The second term you’ll see is number of cores. Typically, laptop and desktop chips have two or four cores (known as dual- and quad-core). Some newer models have six and even eight. The more cores, the better, because it allows your computer to run multiple tasks at the same time without slowing down. You’ll appreciate more cores if you often have lots of programs running or open lots of web browser tabs.
Atom processors heralded the arrival of ultra-thin, ultra-light laptops in the mid-2000s. These chips offered four cores for sprightly everyday computing performance.
Nowadays, these chips are generally relegated to very cheap Windows tablets costing under £200. They’re not fast by any means, but they make up for their lack of oomph with impressive battery life figures and their ability to fit into very thin devices.
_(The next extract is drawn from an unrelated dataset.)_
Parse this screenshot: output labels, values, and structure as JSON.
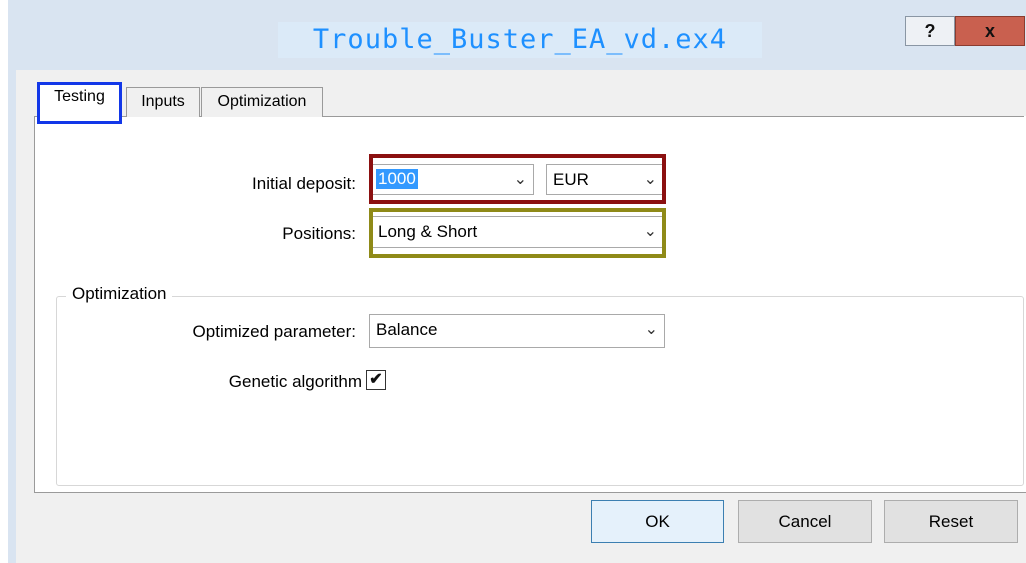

Celeron and Pentium processors are at the very bottom of Intel’s range. You might be familiar with the Pentium brand, with the name being a mainstay of more powerful computers of the late 1990s. Nowadays, it sits just above Celeron in terms of performance.
Newer Pentium models, such as those launched in 2017 onwards, are becoming more common on laptops costing between £250 and £300. These chips are power-efficient, meaning they’re great when you want a laptop with a long battery life. They’re perfectly usable for web browsing and basic office work.
You can also find Celerons inside some very cheap desktops. These machines tend to score very poorly in our tests and negate many of the advantages you get from having bought a desktop in the first place. We don’t tend to recommend them.
This is where things start to get a little bit confusing and is where Intel’s naming convention disguises how powerful a laptop actually is.
When looking at what sort of processor a computer has, be sure to check the full specification sheet to see the precise processor model. This makes a big difference to how powerful your PC will be.
For example, a computer that’s labelled as having a ‘Core i5’ processor could have any number of different specifications.
Taking the Core i5 example, your computer could have any of the following, and many beyond that as well: Core i5-7400, Core i5 7600K, Core i5 7300U, Core i5-7500HQ, Core i5-7400T and Core i5 7Y57. The trend applies to i3 and i7 chips, too.
Note the different four-digit number and the trailing letter (or the Y in one case). It’s the trailing letter (suffix) that gives you the most information about what sort of processor you’re looking at.
There’s one more complication when picking a processor. The first digit after the dash tells you which generation your processor is from. The higher the number, the newer it is. As of 2018, the latest generation is 8th gen.
This makes a difference when choosing a laptop processor, because from the 8th generation onwards, ‘U’ chips now come with four cores instead of two. If you have the choice between a 7th and 8th gen and there’s only a small price difference, picking the newer model is a good choice.
In April 2018, Intel announced Intel Core i3+, i5+ and i7+. This new naming convention shows when an Intel Optane SSD is installed in a computer. Optane works out which files and programs you use most and moves them to an ultra-fast SSD for better performance. You don't have to manage this yourself; it's done completely automatically and doesn't affect where you'll find your files on your PC.
In 2017, Intel introduced the Core i9 product lines. These are hugely expensive processors for PCs that cost in excess of £800. The company also introduced i9 chips to laptops in 2018. Again, these are reserved to powerful laptops designed for high-end work such as video editing.